A political row has erupted over the BBCs decision to appoint a former Labour minister, James Purnell, as its new £295k-a-year director of strategy and digital.
The former culture secretary is a former head of corporate planning at the broadcaster and landed the plum position after being offered the role directly by incoming director-general Tony Hall, without advertising the vacancy to others in a bid to save money.
Commenting on his appointment Purnell said: “I’m excited to be coming back to the BBC to work on its future with such a great team. Over the last couple of years, producing and developing programmes has rekindled my passion for the career I had before politics. I feel very lucky to have the chance to return to the BBC."

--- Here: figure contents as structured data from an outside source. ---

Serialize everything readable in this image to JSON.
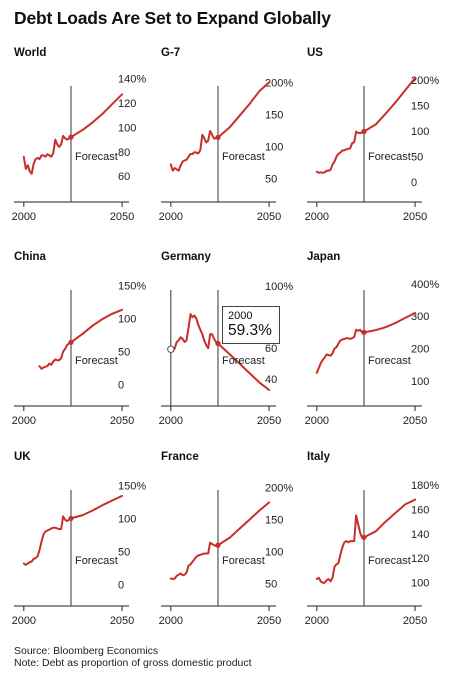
{
  "title": "Debt Loads Are Set to Expand Globally",
  "source": "Source: Bloomberg Economics",
  "note": "Note: Debt as proportion of gross domestic product",
  "forecast_label": "Forecast",
  "colors": {
    "line": "#c62f2a",
    "axis": "#222222",
    "forecast_line": "#333333"
  },
  "tooltip": {
    "year": "2000",
    "value": "59.3%"
  },
  "chart_data": [
    {
      "type": "line",
      "title": "World",
      "forecast_start": 2024,
      "xlim": [
        1995,
        2052
      ],
      "ylim": [
        52,
        142
      ],
      "x_ticks": [
        2000,
        2050
      ],
      "y_ticks": [
        {
          "v": 140,
          "label": "140%"
        },
        {
          "v": 120,
          "label": "120"
        },
        {
          "v": 100,
          "label": "100"
        },
        {
          "v": 80,
          "label": "80"
        },
        {
          "v": 60,
          "label": "60"
        }
      ],
      "series": [
        {
          "x": [
            2000,
            2001,
            2002,
            2003,
            2004,
            2005,
            2006,
            2007,
            2008,
            2009,
            2010,
            2011,
            2012,
            2013,
            2014,
            2015,
            2016,
            2017,
            2018,
            2019,
            2020,
            2021,
            2022,
            2023,
            2024,
            2030,
            2035,
            2040,
            2045,
            2050
          ],
          "y": [
            76,
            66,
            69,
            64,
            62,
            70,
            74,
            75,
            74,
            77,
            77,
            76,
            78,
            77,
            76,
            79,
            90,
            86,
            84,
            86,
            93,
            91,
            90,
            91,
            92,
            98,
            104,
            111,
            119,
            127
          ]
        }
      ]
    },
    {
      "type": "line",
      "title": "G-7",
      "forecast_start": 2024,
      "xlim": [
        1995,
        2052
      ],
      "ylim": [
        38,
        210
      ],
      "x_ticks": [
        2000,
        2050
      ],
      "y_ticks": [
        {
          "v": 200,
          "label": "200%"
        },
        {
          "v": 150,
          "label": "150"
        },
        {
          "v": 100,
          "label": "100"
        },
        {
          "v": 50,
          "label": "50"
        }
      ],
      "series": [
        {
          "x": [
            2000,
            2001,
            2002,
            2003,
            2004,
            2005,
            2006,
            2007,
            2008,
            2009,
            2010,
            2011,
            2012,
            2013,
            2014,
            2015,
            2016,
            2017,
            2018,
            2019,
            2020,
            2021,
            2022,
            2023,
            2024,
            2030,
            2035,
            2040,
            2045,
            2050
          ],
          "y": [
            72,
            62,
            66,
            64,
            62,
            70,
            76,
            78,
            79,
            84,
            88,
            88,
            91,
            90,
            89,
            94,
            118,
            113,
            106,
            109,
            124,
            118,
            112,
            113,
            114,
            130,
            148,
            166,
            186,
            200
          ]
        }
      ]
    },
    {
      "type": "line",
      "title": "US",
      "forecast_start": 2024,
      "xlim": [
        1995,
        2052
      ],
      "ylim": [
        -8,
        208
      ],
      "x_ticks": [
        2000,
        2050
      ],
      "y_ticks": [
        {
          "v": 200,
          "label": "200%"
        },
        {
          "v": 150,
          "label": "150"
        },
        {
          "v": 100,
          "label": "100"
        },
        {
          "v": 50,
          "label": "50"
        },
        {
          "v": 0,
          "label": "0"
        }
      ],
      "series": [
        {
          "x": [
            2000,
            2001,
            2002,
            2003,
            2004,
            2005,
            2006,
            2007,
            2008,
            2009,
            2010,
            2011,
            2012,
            2013,
            2014,
            2015,
            2016,
            2017,
            2018,
            2019,
            2020,
            2021,
            2022,
            2023,
            2024,
            2030,
            2035,
            2040,
            2045,
            2050
          ],
          "y": [
            20,
            18,
            19,
            18,
            19,
            22,
            22,
            24,
            34,
            40,
            50,
            55,
            58,
            62,
            62,
            64,
            65,
            66,
            76,
            78,
            99,
            96,
            96,
            97,
            99,
            113,
            134,
            156,
            180,
            204
          ]
        }
      ]
    },
    {
      "type": "line",
      "title": "China",
      "forecast_start": 2024,
      "xlim": [
        1995,
        2052
      ],
      "ylim": [
        -8,
        158
      ],
      "x_ticks": [
        2000,
        2050
      ],
      "y_ticks": [
        {
          "v": 150,
          "label": "150%"
        },
        {
          "v": 100,
          "label": "100"
        },
        {
          "v": 50,
          "label": "50"
        },
        {
          "v": 0,
          "label": "0"
        }
      ],
      "series": [
        {
          "x": [
            2008,
            2009,
            2010,
            2011,
            2012,
            2013,
            2014,
            2015,
            2016,
            2017,
            2018,
            2019,
            2020,
            2021,
            2022,
            2023,
            2024,
            2030,
            2035,
            2040,
            2045,
            2050
          ],
          "y": [
            28,
            24,
            26,
            27,
            28,
            32,
            30,
            35,
            38,
            37,
            37,
            40,
            50,
            54,
            60,
            62,
            64,
            77,
            89,
            99,
            107,
            113
          ]
        }
      ]
    },
    {
      "type": "line",
      "title": "Germany",
      "forecast_start": 2024,
      "xlim": [
        1995,
        2052
      ],
      "ylim": [
        33,
        104
      ],
      "x_ticks": [
        2000,
        2050
      ],
      "y_ticks": [
        {
          "v": 100,
          "label": "100%"
        },
        {
          "v": 80,
          "label": "80"
        },
        {
          "v": 60,
          "label": "60"
        },
        {
          "v": 40,
          "label": "40"
        }
      ],
      "series": [
        {
          "x": [
            2000,
            2001,
            2002,
            2003,
            2004,
            2005,
            2006,
            2007,
            2008,
            2009,
            2010,
            2011,
            2012,
            2013,
            2014,
            2015,
            2016,
            2017,
            2018,
            2019,
            2020,
            2021,
            2022,
            2023,
            2024,
            2030,
            2035,
            2040,
            2045,
            2050
          ],
          "y": [
            59.3,
            58,
            60,
            64,
            65,
            67,
            66,
            64,
            65,
            73,
            82,
            80,
            81,
            79,
            75,
            72,
            69,
            65,
            62,
            60,
            69,
            69,
            66,
            64,
            63,
            56,
            50,
            44,
            38,
            33
          ]
        }
      ]
    },
    {
      "type": "line",
      "title": "Japan",
      "forecast_start": 2024,
      "xlim": [
        1995,
        2052
      ],
      "ylim": [
        72,
        412
      ],
      "x_ticks": [
        2000,
        2050
      ],
      "y_ticks": [
        {
          "v": 400,
          "label": "400%"
        },
        {
          "v": 300,
          "label": "300"
        },
        {
          "v": 200,
          "label": "200"
        },
        {
          "v": 100,
          "label": "100"
        }
      ],
      "series": [
        {
          "x": [
            2000,
            2001,
            2002,
            2003,
            2004,
            2005,
            2006,
            2007,
            2008,
            2009,
            2010,
            2011,
            2012,
            2013,
            2014,
            2015,
            2016,
            2017,
            2018,
            2019,
            2020,
            2021,
            2022,
            2023,
            2024,
            2030,
            2035,
            2040,
            2045,
            2050
          ],
          "y": [
            125,
            140,
            155,
            165,
            172,
            182,
            180,
            178,
            185,
            200,
            205,
            215,
            225,
            228,
            230,
            232,
            232,
            230,
            232,
            236,
            258,
            255,
            258,
            250,
            250,
            257,
            266,
            279,
            295,
            310
          ]
        }
      ]
    },
    {
      "type": "line",
      "title": "UK",
      "forecast_start": 2024,
      "xlim": [
        1995,
        2052
      ],
      "ylim": [
        -8,
        158
      ],
      "x_ticks": [
        2000,
        2050
      ],
      "y_ticks": [
        {
          "v": 150,
          "label": "150%"
        },
        {
          "v": 100,
          "label": "100"
        },
        {
          "v": 50,
          "label": "50"
        },
        {
          "v": 0,
          "label": "0"
        }
      ],
      "series": [
        {
          "x": [
            2000,
            2001,
            2002,
            2003,
            2004,
            2005,
            2006,
            2007,
            2008,
            2009,
            2010,
            2011,
            2012,
            2013,
            2014,
            2015,
            2016,
            2017,
            2018,
            2019,
            2020,
            2021,
            2022,
            2023,
            2024,
            2030,
            2035,
            2040,
            2045,
            2050
          ],
          "y": [
            32,
            30,
            32,
            34,
            35,
            39,
            40,
            43,
            52,
            65,
            76,
            80,
            82,
            83,
            85,
            86,
            86,
            85,
            84,
            84,
            103,
            98,
            96,
            98,
            100,
            105,
            112,
            120,
            127,
            134
          ]
        }
      ]
    },
    {
      "type": "line",
      "title": "France",
      "forecast_start": 2024,
      "xlim": [
        1995,
        2052
      ],
      "ylim": [
        40,
        212
      ],
      "x_ticks": [
        2000,
        2050
      ],
      "y_ticks": [
        {
          "v": 200,
          "label": "200%"
        },
        {
          "v": 150,
          "label": "150"
        },
        {
          "v": 100,
          "label": "100"
        },
        {
          "v": 50,
          "label": "50"
        }
      ],
      "series": [
        {
          "x": [
            2000,
            2001,
            2002,
            2003,
            2004,
            2005,
            2006,
            2007,
            2008,
            2009,
            2010,
            2011,
            2012,
            2013,
            2014,
            2015,
            2016,
            2017,
            2018,
            2019,
            2020,
            2021,
            2022,
            2023,
            2024,
            2030,
            2035,
            2040,
            2045,
            2050
          ],
          "y": [
            58,
            57,
            58,
            62,
            64,
            66,
            63,
            64,
            67,
            78,
            80,
            84,
            88,
            92,
            94,
            95,
            96,
            97,
            97,
            97,
            114,
            112,
            110,
            109,
            110,
            122,
            136,
            150,
            164,
            177
          ]
        }
      ]
    },
    {
      "type": "line",
      "title": "Italy",
      "forecast_start": 2024,
      "xlim": [
        1995,
        2052
      ],
      "ylim": [
        94,
        184
      ],
      "x_ticks": [
        2000,
        2050
      ],
      "y_ticks": [
        {
          "v": 180,
          "label": "180%"
        },
        {
          "v": 160,
          "label": "160"
        },
        {
          "v": 140,
          "label": "140"
        },
        {
          "v": 120,
          "label": "120"
        },
        {
          "v": 100,
          "label": "100"
        }
      ],
      "series": [
        {
          "x": [
            2000,
            2001,
            2002,
            2003,
            2004,
            2005,
            2006,
            2007,
            2008,
            2009,
            2010,
            2011,
            2012,
            2013,
            2014,
            2015,
            2016,
            2017,
            2018,
            2019,
            2020,
            2021,
            2022,
            2023,
            2024,
            2030,
            2035,
            2040,
            2045,
            2050
          ],
          "y": [
            103,
            104,
            101,
            100,
            100,
            102,
            103,
            101,
            104,
            113,
            115,
            116,
            123,
            129,
            133,
            134,
            133,
            134,
            134,
            134,
            155,
            148,
            141,
            137,
            137,
            142,
            150,
            157,
            164,
            168
          ]
        }
      ]
    }
  ]
}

The news wasn’t received well in Conservative circles however with Rob Wilson, Conservative MP for Reading East, saying: “Many have long had suspicions about a metropolitan, Leftist bias to the BBC’s output, particularly in news," Mr Wilson said. “With the BBC under greater scrutiny in recent months, I find it hard to think why the BBC think a former Labour Cabinet minister is an appropriate choice for a leadership role.
“At a time when household budgets are under pressures, licence fee-payers will also find it strange that Mr Purnell is to be paid nearly £300,000 a year in his new role as ‘director of strategy’.
“The BBC has only recently faced public, heavy criticism for wasting people’s money on lavishly paid non-jobs at the top. This suggests it has learned nothing.
“Tony Hall’s tenure as director-general has not got off to an auspicious start."